The case highlighted the wider problem of sex trafficking from Nigeria, identified by the Serious Organised Crime Agency as the biggest source of all child sex-trafficking victims from outside of Britain with thousands of girls transported by land and air into Europe. But the vow of silence – and fear that they could be magically harmed - means that the true scale of the abuse remains hidden.

“This case has given the victims a chance to tell their harrowing stories and be believed. They are talking for at least 25 other nameless and faceless victims who are now living lives of prostitution in Europe,” said Detective Inspector Eddie Fox, who led the investigation.

“There are thousands of girls being moved around the world by organised crime gangs and this is just the tip of the iceberg.”

Osolase deliberately targeted some of the most vulnerable girls in the world – orphaned, ill-educated and homeless – and brought them to Britain where he kept many of them in captivity.

One of the girls, aged 16, was living under a bridge before she was approached on the street by Osolase. He promised her an education but when she arrived in Britain, she overheard him trying to sell her for up to 70,000 euros.

She was then told that she would be sent to Italy. “I begged him. I said that I had been suffering in Nigeria for what I had already been made to do.”

The majority of Osolase’s victims were trafficked to Italy, Spain and France where there is a high demand for West African women to work in the sex trade, police said. However, detectives believe that he funnelled his wealth back to Nigeria and had no trappings of wealth at his home in Kent.

Kent police said Osolase’s web was “global” working with contacts in Nigeria and gangs in Europe to take the girls to their final destination. His contacts in Nigeria and continental Europe have not been identified.

Debbie Ariyo, the founder of Africans Unite Against Child Abuse, said that traffickers often worked in small groups with family members and friends spread across Europe.

“We’re talking about small groups who have been able to perfect their trade and beat the system because the system has not been able to respond appropriately,” said Ms Ariyo.

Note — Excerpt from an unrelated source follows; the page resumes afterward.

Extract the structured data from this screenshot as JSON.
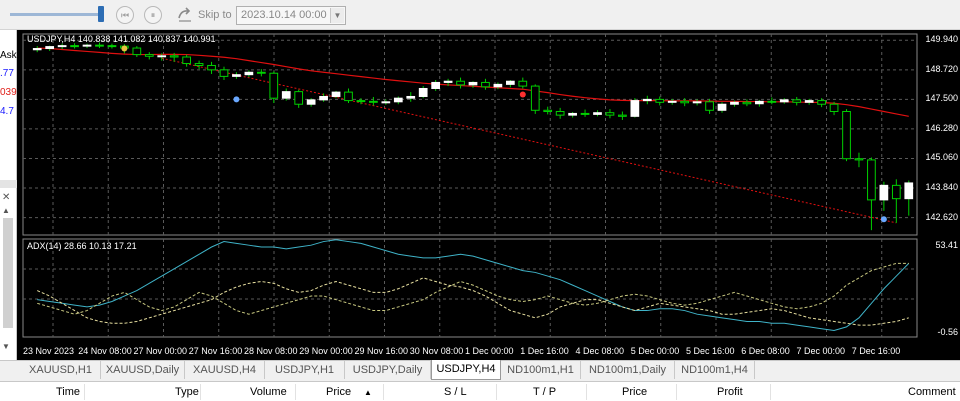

The first European audit of Britain’s anti-trafficking efforts found earlier this year that there were too few specialised anti-trafficking police units and prosecutors across the country to deal with the crime.

Osolase first came to the attention of the authorities in 2007 when he was thrown out of the country for credit card fraud but was able to return the following year after his marriage to a German woman. The court heard he had a double life and had a child with a Nigerian woman in Britain.

Osolase was convicted for five counts of trafficking, one count of rape and one charge of sexual activity with a child. He was cleared of six charges including rape.

Juju: Power to silence

The ancient power of juju witchcraft rituals in west and southern Africa has been manipulated by a new generation of entrepreneurial high priests to fuel the trade in human trafficking, according to experts.

Oath taking and rituals are a major part of juju – a powerful belief system that underpins the world view of millions of west Africans – and are used by the traffickers to ensure the continued silence of their victims.

Rituals typically include the taking of blood, hair and clothing and include swearing oaths to gods who have the power of life and death if the girls breach vows of silence. In one case, a girl was put inside a coffin during a ceremony.

Another girl was told that she would never have children if she revealed who brought her to the United Kingdom.

The bodily parts are invested with a power following the ritual, giving their holders control over their now subservient charges.

 “It was very brave of the young women to speak out,” said Dr Hermione Harris, an expert in juju, who gave evidence at the trial. “If they begin to feel a bit ill or have a cold they begin to feel the curse is beginning to work.”

The juju system of magic is most closely associated with trafficking in the Kenyan state of Endo, which has historical trade routes with Italy. With the decline of leather and other trades, sex trafficking filled the void.

African groups have warned of the increasing belief in witchcraft in communities in the UK, with many more children suffering in silence.